Tricampeão da Conmebol Libertadores pelo Boca Juniors (2000, 2001 e 2007), o ex-meia Juan Román Riquelme vem desempenhando, desde o início do ano, uma nova função na equipe que o revelou ao futebol. Com a vitória de Jorge Amor Ameal nas eleições no fim de 2019, o antigo camisa 10 xeneize agora é vice-presidente do clube argentino.
Companheiro de Riquelme durante três anos no Villarreal, o ex-meio-campista Marcos Senna, campeão da Euro 2008 com a seleção espanhola, concedeu entrevista exclusiva ao ESPN.com.br e lembrou do convívio com o argentino.
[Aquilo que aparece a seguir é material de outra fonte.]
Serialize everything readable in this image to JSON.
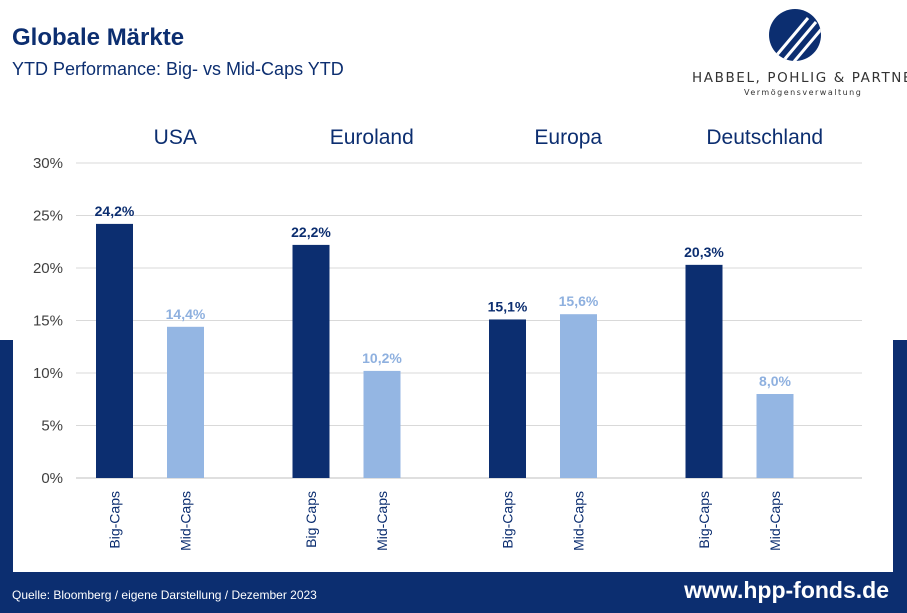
{
  "header": {
    "title": "Globale Märkte",
    "subtitle": "YTD Performance: Big- vs Mid-Caps YTD"
  },
  "logo": {
    "name": "HABBEL, POHLIG & PARTNER",
    "tagline": "Vermögensverwaltung",
    "icon": "hpp-stripes-logo-icon"
  },
  "footer": {
    "source": "Quelle: Bloomberg / eigene Darstellung / Dezember 2023",
    "url": "www.hpp-fonds.de"
  },
  "colors": {
    "big_caps": "#0c2e70",
    "mid_caps": "#94b6e3",
    "mid_caps_label": "#8eb0df",
    "brand": "#0c2e70",
    "grid": "#d9d9d9"
  },
  "chart_data": {
    "type": "bar",
    "ylim": [
      0,
      30
    ],
    "y_ticks": [
      "0%",
      "5%",
      "10%",
      "15%",
      "20%",
      "25%",
      "30%"
    ],
    "y_tick_values": [
      0,
      5,
      10,
      15,
      20,
      25,
      30
    ],
    "grid": true,
    "groups": [
      {
        "name": "USA",
        "bars": [
          {
            "category": "Big-Caps",
            "value": 24.2,
            "label": "24,2%"
          },
          {
            "category": "Mid-Caps",
            "value": 14.4,
            "label": "14,4%"
          }
        ]
      },
      {
        "name": "Euroland",
        "bars": [
          {
            "category": "Big Caps",
            "value": 22.2,
            "label": "22,2%"
          },
          {
            "category": "Mid-Caps",
            "value": 10.2,
            "label": "10,2%"
          }
        ]
      },
      {
        "name": "Europa",
        "bars": [
          {
            "category": "Big-Caps",
            "value": 15.1,
            "label": "15,1%"
          },
          {
            "category": "Mid-Caps",
            "value": 15.6,
            "label": "15,6%"
          }
        ]
      },
      {
        "name": "Deutschland",
        "bars": [
          {
            "category": "Big-Caps",
            "value": 20.3,
            "label": "20,3%"
          },
          {
            "category": "Mid-Caps",
            "value": 8.0,
            "label": "8,0%"
          }
        ]
      }
    ]
  }
}
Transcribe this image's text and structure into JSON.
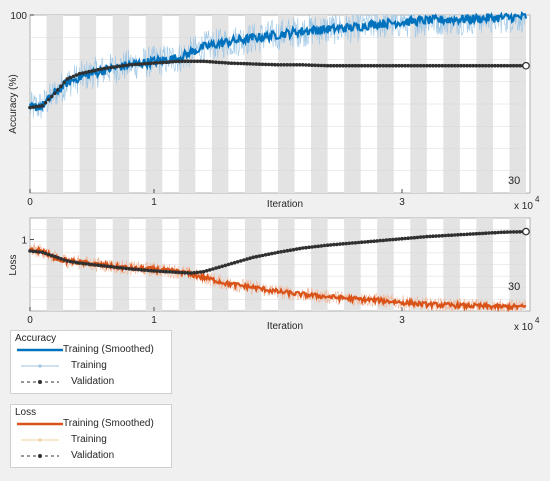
{
  "colors": {
    "background": "#f0f0f0",
    "axes_bg": "#ffffff",
    "epoch_band": "#e3e3e3",
    "accuracy": "#0072bd",
    "accuracy_raw": "#9cc6e6",
    "loss": "#d95319",
    "loss_raw": "#f0b89c",
    "validation": "#303030"
  },
  "chart_data": [
    {
      "type": "line",
      "ylabel": "Accuracy (%)",
      "xlabel": "Iteration",
      "x_exponent_label": "x 10",
      "x_exponent_power": "4",
      "annotation": "30",
      "xlim": [
        0,
        40000
      ],
      "ylim": [
        0,
        100
      ],
      "xticks": [
        0,
        10000,
        30000
      ],
      "xtick_labels": [
        "0",
        "1",
        "3"
      ],
      "yticks": [
        100
      ],
      "ytick_labels": [
        "100"
      ],
      "epoch_bands": 30,
      "grid": true,
      "series": [
        {
          "name": "Training (Smoothed)",
          "style": "smoothed",
          "x": [
            0,
            1000,
            2000,
            3000,
            4000,
            6000,
            8000,
            10000,
            12000,
            13000,
            14000,
            16000,
            18000,
            20000,
            22000,
            24000,
            26000,
            28000,
            30000,
            32000,
            34000,
            36000,
            38000,
            40000
          ],
          "y": [
            48,
            49,
            56,
            62,
            65,
            69,
            72,
            74,
            76,
            79,
            82,
            85,
            87,
            89,
            91,
            92,
            93,
            95,
            96,
            97,
            97.5,
            98,
            98.5,
            99
          ]
        },
        {
          "name": "Validation",
          "style": "validation",
          "x": [
            0,
            1000,
            2000,
            3000,
            4000,
            6000,
            8000,
            10000,
            12000,
            13000,
            14000,
            16000,
            18000,
            20000,
            22000,
            24000,
            26000,
            28000,
            30000,
            32000,
            34000,
            36000,
            38000,
            40000
          ],
          "y": [
            48,
            49,
            56,
            64,
            67,
            70,
            72,
            73,
            74,
            74,
            74,
            73,
            72.5,
            72,
            72,
            71.5,
            71.5,
            71.5,
            71.5,
            71.5,
            71.5,
            71.5,
            71.5,
            71.5
          ]
        }
      ]
    },
    {
      "type": "line",
      "ylabel": "Loss",
      "xlabel": "Iteration",
      "x_exponent_label": "x 10",
      "x_exponent_power": "4",
      "annotation": "30",
      "xlim": [
        0,
        40000
      ],
      "ylim": [
        0,
        1.3
      ],
      "xticks": [
        0,
        10000,
        30000
      ],
      "xtick_labels": [
        "0",
        "1",
        "3"
      ],
      "yticks": [
        1
      ],
      "ytick_labels": [
        "1"
      ],
      "epoch_bands": 30,
      "grid": true,
      "series": [
        {
          "name": "Training (Smoothed)",
          "style": "smoothed",
          "x": [
            0,
            1000,
            2000,
            3000,
            4000,
            6000,
            8000,
            10000,
            12000,
            14000,
            16000,
            18000,
            20000,
            22000,
            24000,
            26000,
            28000,
            30000,
            32000,
            34000,
            36000,
            38000,
            40000
          ],
          "y": [
            0.85,
            0.84,
            0.74,
            0.7,
            0.68,
            0.64,
            0.6,
            0.58,
            0.55,
            0.47,
            0.38,
            0.33,
            0.27,
            0.23,
            0.2,
            0.17,
            0.15,
            0.12,
            0.09,
            0.08,
            0.07,
            0.06,
            0.06
          ]
        },
        {
          "name": "Validation",
          "style": "validation",
          "x": [
            0,
            1000,
            2000,
            3000,
            4000,
            6000,
            8000,
            10000,
            12000,
            13000,
            14000,
            16000,
            18000,
            20000,
            22000,
            24000,
            26000,
            28000,
            30000,
            32000,
            34000,
            36000,
            38000,
            40000
          ],
          "y": [
            0.84,
            0.82,
            0.76,
            0.7,
            0.67,
            0.63,
            0.59,
            0.56,
            0.54,
            0.53,
            0.55,
            0.65,
            0.75,
            0.82,
            0.88,
            0.92,
            0.95,
            0.98,
            1.01,
            1.04,
            1.06,
            1.08,
            1.1,
            1.11
          ]
        }
      ]
    }
  ],
  "legend": {
    "accuracy": {
      "title": "Accuracy",
      "items": [
        "Training (Smoothed)",
        "Training",
        "Validation"
      ]
    },
    "loss": {
      "title": "Loss",
      "items": [
        "Training (Smoothed)",
        "Training",
        "Validation"
      ]
    }
  }
}
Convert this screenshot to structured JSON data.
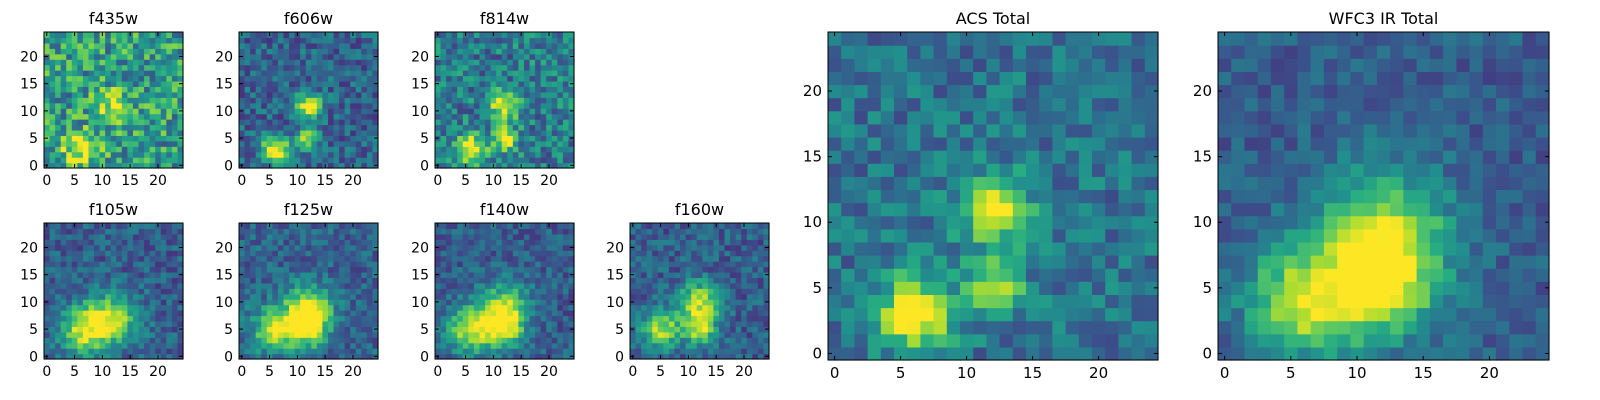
{
  "panels": [
    {
      "id": "f435w",
      "title": "f435w",
      "xticks": [
        "0",
        "5",
        "10",
        "15",
        "20"
      ],
      "yticks": [
        "0",
        "5",
        "10",
        "15",
        "20"
      ],
      "blobs": [
        {
          "x": 6,
          "y": 3,
          "a": 0.45,
          "s": 2.2
        },
        {
          "x": 12,
          "y": 11,
          "a": 0.35,
          "s": 2.2
        }
      ],
      "base": 0.55,
      "noise": 0.55,
      "seed": 11
    },
    {
      "id": "f606w",
      "title": "f606w",
      "xticks": [
        "0",
        "5",
        "10",
        "15",
        "20"
      ],
      "yticks": [
        "0",
        "5",
        "10",
        "15",
        "20"
      ],
      "blobs": [
        {
          "x": 6,
          "y": 3,
          "a": 0.75,
          "s": 1.8
        },
        {
          "x": 12,
          "y": 11,
          "a": 0.7,
          "s": 1.6
        },
        {
          "x": 12,
          "y": 5,
          "a": 0.6,
          "s": 1.4
        }
      ],
      "base": 0.32,
      "noise": 0.35,
      "seed": 22
    },
    {
      "id": "f814w",
      "title": "f814w",
      "xticks": [
        "0",
        "5",
        "10",
        "15",
        "20"
      ],
      "yticks": [
        "0",
        "5",
        "10",
        "15",
        "20"
      ],
      "blobs": [
        {
          "x": 6,
          "y": 3,
          "a": 0.7,
          "s": 1.9
        },
        {
          "x": 12,
          "y": 11,
          "a": 0.65,
          "s": 1.7
        },
        {
          "x": 12,
          "y": 5,
          "a": 0.6,
          "s": 1.5
        }
      ],
      "base": 0.42,
      "noise": 0.45,
      "seed": 33
    },
    {
      "id": "f105w",
      "title": "f105w",
      "xticks": [
        "0",
        "5",
        "10",
        "15",
        "20"
      ],
      "yticks": [
        "0",
        "5",
        "10",
        "15",
        "20"
      ],
      "blobs": [
        {
          "x": 7,
          "y": 5,
          "a": 0.6,
          "s": 3.2
        },
        {
          "x": 12,
          "y": 7,
          "a": 0.5,
          "s": 3.2
        }
      ],
      "base": 0.3,
      "noise": 0.3,
      "seed": 44
    },
    {
      "id": "f125w",
      "title": "f125w",
      "xticks": [
        "0",
        "5",
        "10",
        "15",
        "20"
      ],
      "yticks": [
        "0",
        "5",
        "10",
        "15",
        "20"
      ],
      "blobs": [
        {
          "x": 6,
          "y": 5,
          "a": 0.6,
          "s": 2.8
        },
        {
          "x": 12,
          "y": 9,
          "a": 0.6,
          "s": 3.0
        },
        {
          "x": 12,
          "y": 5,
          "a": 0.5,
          "s": 2.4
        }
      ],
      "base": 0.32,
      "noise": 0.3,
      "seed": 55
    },
    {
      "id": "f140w",
      "title": "f140w",
      "xticks": [
        "0",
        "5",
        "10",
        "15",
        "20"
      ],
      "yticks": [
        "0",
        "5",
        "10",
        "15",
        "20"
      ],
      "blobs": [
        {
          "x": 6,
          "y": 5,
          "a": 0.6,
          "s": 3.0
        },
        {
          "x": 12,
          "y": 9,
          "a": 0.55,
          "s": 3.0
        },
        {
          "x": 12,
          "y": 5,
          "a": 0.5,
          "s": 2.4
        }
      ],
      "base": 0.3,
      "noise": 0.28,
      "seed": 66
    },
    {
      "id": "f160w",
      "title": "f160w",
      "xticks": [
        "0",
        "5",
        "10",
        "15",
        "20"
      ],
      "yticks": [
        "0",
        "5",
        "10",
        "15",
        "20"
      ],
      "blobs": [
        {
          "x": 5,
          "y": 5,
          "a": 0.6,
          "s": 2.4
        },
        {
          "x": 12,
          "y": 10,
          "a": 0.6,
          "s": 2.6
        },
        {
          "x": 12,
          "y": 5,
          "a": 0.55,
          "s": 2.0
        }
      ],
      "base": 0.3,
      "noise": 0.3,
      "seed": 77
    },
    {
      "id": "acs",
      "title": "ACS Total",
      "xticks": [
        "0",
        "5",
        "10",
        "15",
        "20"
      ],
      "yticks": [
        "0",
        "5",
        "10",
        "15",
        "20"
      ],
      "blobs": [
        {
          "x": 6,
          "y": 3,
          "a": 0.75,
          "s": 1.9
        },
        {
          "x": 12,
          "y": 11,
          "a": 0.65,
          "s": 1.8
        },
        {
          "x": 12,
          "y": 5,
          "a": 0.55,
          "s": 1.5
        }
      ],
      "base": 0.38,
      "noise": 0.32,
      "seed": 88
    },
    {
      "id": "wfc3",
      "title": "WFC3 IR Total",
      "xticks": [
        "0",
        "5",
        "10",
        "15",
        "20"
      ],
      "yticks": [
        "0",
        "5",
        "10",
        "15",
        "20"
      ],
      "blobs": [
        {
          "x": 6,
          "y": 4,
          "a": 0.6,
          "s": 3.0
        },
        {
          "x": 12,
          "y": 9,
          "a": 0.6,
          "s": 3.4
        },
        {
          "x": 12,
          "y": 5,
          "a": 0.5,
          "s": 2.6
        }
      ],
      "base": 0.3,
      "noise": 0.22,
      "seed": 99
    }
  ],
  "colormap": [
    "#440154",
    "#472c7a",
    "#3b518b",
    "#2c718e",
    "#21908d",
    "#27ad81",
    "#5cc863",
    "#aadc32",
    "#fde725"
  ],
  "grid_size": 25
}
E segundo o brasileiro naturalizado espanhol, sua genialidade dentro dos gramados também escondia um lado mais fechado do ex-jogador.
“Com o Riquelme, a minha relação é pouca. Na verdade, nos três anos em que estivemos juntos, o maior bate-papo que tive com ele foi depois que eu tinha pré-aposentado e ele também. Encontrei com ele aqui, a gente conversou 10, 15 minutos, o que já é muito ter esse tipo de papo com o Riquelme. Por que? Pelo caráter dele, não é uma pessoa muito próxima, é mais distante, mas não é de mim, é no geral. O convívio com ele durante os três anos era isso, distantes, não era comigo, era pela maioria, pelo caráter. Futebolisticamente falando, foi ótimo porque nos ajudou muito, aprendi muito com ele também, chegamos a uma semifinal de Champions, fizemos um Espanhol maravilhoso e foi uma experiência muito positiva ter jogado com dele durante três anos” , revelou Senna.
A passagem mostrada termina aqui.